Chickenpox parties! Now there’s a new one. Well, actually they’re not new—only to me.
My grandma friend Sally told me her two grandsons recently attended a chickenpox party. These parties are organized by parents who want their children to catch the virus naturally rather than getting vaccinated. Sally’s grandsons have attended three parties so far and still have not caught the chickenpox.
That may be because chickenpox are most contagious 1 to 2 days before any spots actually come out.
The parties are no different than a typical play date except for one big difference: the parents with the contagious kids provide lollipops that their kids have sucked on to share with the kids whose moms want them to catch the virus.
Advocates of these parties believe there is greater risk from getting vaccinated than having chickenpox which causes a red rash, blisters, fever and headache.

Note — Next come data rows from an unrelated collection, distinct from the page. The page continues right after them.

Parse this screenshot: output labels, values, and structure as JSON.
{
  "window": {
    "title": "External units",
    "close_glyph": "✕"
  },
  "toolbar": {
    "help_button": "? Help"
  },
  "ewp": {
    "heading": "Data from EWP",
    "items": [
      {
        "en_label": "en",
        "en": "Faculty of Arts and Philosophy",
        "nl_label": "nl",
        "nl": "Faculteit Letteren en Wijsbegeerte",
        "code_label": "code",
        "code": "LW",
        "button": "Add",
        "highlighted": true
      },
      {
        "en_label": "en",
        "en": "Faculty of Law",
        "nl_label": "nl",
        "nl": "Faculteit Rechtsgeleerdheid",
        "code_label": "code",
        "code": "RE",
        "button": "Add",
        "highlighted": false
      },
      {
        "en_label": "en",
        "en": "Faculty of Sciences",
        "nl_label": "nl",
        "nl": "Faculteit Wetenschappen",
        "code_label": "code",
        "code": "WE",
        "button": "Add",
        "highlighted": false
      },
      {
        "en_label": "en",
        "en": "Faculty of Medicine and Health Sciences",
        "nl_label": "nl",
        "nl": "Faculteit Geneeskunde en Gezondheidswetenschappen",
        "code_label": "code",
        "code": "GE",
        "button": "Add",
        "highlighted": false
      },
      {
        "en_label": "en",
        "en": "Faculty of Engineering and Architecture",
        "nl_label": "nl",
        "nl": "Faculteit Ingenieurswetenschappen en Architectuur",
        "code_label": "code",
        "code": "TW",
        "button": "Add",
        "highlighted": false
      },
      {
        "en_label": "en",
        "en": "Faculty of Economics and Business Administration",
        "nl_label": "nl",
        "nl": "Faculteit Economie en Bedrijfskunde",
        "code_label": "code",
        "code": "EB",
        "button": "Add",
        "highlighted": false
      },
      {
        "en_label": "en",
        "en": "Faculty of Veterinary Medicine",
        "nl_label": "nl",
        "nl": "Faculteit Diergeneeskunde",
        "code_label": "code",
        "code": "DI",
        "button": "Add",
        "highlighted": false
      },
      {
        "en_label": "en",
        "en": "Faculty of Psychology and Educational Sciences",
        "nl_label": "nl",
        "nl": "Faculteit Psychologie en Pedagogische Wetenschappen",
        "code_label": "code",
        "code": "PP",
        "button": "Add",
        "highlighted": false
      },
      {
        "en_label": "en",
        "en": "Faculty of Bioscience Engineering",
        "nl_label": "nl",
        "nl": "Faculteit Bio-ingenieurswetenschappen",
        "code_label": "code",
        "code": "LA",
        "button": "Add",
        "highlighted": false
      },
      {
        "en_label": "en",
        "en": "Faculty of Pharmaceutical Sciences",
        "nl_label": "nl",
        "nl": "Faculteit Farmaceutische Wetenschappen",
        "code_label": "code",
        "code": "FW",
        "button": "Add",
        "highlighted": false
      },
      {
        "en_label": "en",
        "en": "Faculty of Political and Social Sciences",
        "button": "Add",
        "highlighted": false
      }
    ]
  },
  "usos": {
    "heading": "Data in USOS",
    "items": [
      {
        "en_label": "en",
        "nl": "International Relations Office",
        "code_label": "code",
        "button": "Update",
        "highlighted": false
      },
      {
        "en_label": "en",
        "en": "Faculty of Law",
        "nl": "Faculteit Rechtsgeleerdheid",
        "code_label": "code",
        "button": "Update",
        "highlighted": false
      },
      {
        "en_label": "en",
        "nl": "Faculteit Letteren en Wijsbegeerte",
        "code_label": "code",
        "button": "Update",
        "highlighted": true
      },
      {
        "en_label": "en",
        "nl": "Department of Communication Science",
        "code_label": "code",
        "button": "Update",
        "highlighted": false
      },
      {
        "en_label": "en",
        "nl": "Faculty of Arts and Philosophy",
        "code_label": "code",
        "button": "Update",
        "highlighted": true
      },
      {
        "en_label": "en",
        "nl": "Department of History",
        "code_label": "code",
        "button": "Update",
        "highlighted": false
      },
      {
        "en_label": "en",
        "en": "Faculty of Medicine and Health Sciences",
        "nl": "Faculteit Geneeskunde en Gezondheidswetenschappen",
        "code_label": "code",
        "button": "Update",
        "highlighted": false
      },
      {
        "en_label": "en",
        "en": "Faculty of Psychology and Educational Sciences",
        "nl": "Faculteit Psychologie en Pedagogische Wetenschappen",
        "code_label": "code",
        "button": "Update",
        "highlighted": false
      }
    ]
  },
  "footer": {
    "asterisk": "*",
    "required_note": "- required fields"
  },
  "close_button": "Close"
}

The chickenpox vaccine, which was introduced in 1995, is often given to children twice. The first vaccine is given around 15 months and then a booster shot between the ages 3 and 4. Many parents are skeptical of its effectiveness and worry that if the vaccine doesn’t work their child will get chickenpox as an adult, when the symptoms are much worse.
Researchers now say the chickenpox vaccine has slashed the occurrence of the disease in children by 90 percent but still worry that parents who want their children to get chickenpox naturally are preventing the virus from disappearing all together.
Dr. Paul Offit, a pediatrician specializing in infectious disease at the department of pediatrics at the Children’s Hospital of Philadelphia, said that many parents who are against vaccinating their children argue that getting the virus naturally is more beneficial to the child’s overall health.
“The thinking many parents have is that the natural infection is more likely to induce higher levels of antibodies and longer-lasting immunity than vaccines,” Offit said. “That’s generally true but the problem is if you make that choice you are also taking the risk of a natural infection, which can mean hospitalization and sometimes death.”
“You don’t know who goes to a chickenpox party and might have some sort of immunity or may have a complication from it or who might spread it to someone else who, because of the medication they’re on or because they’re pregnant, are very susceptible to the disease,” Offit says. “Not vaccinating kids just spreads all the risks that are the reason the vaccine was created in the first place.”
Offit believes that if the chickenpox vaccine becomes as widely used as the measles vaccine was back in 1963, chickenpox would go the way of the measles: away.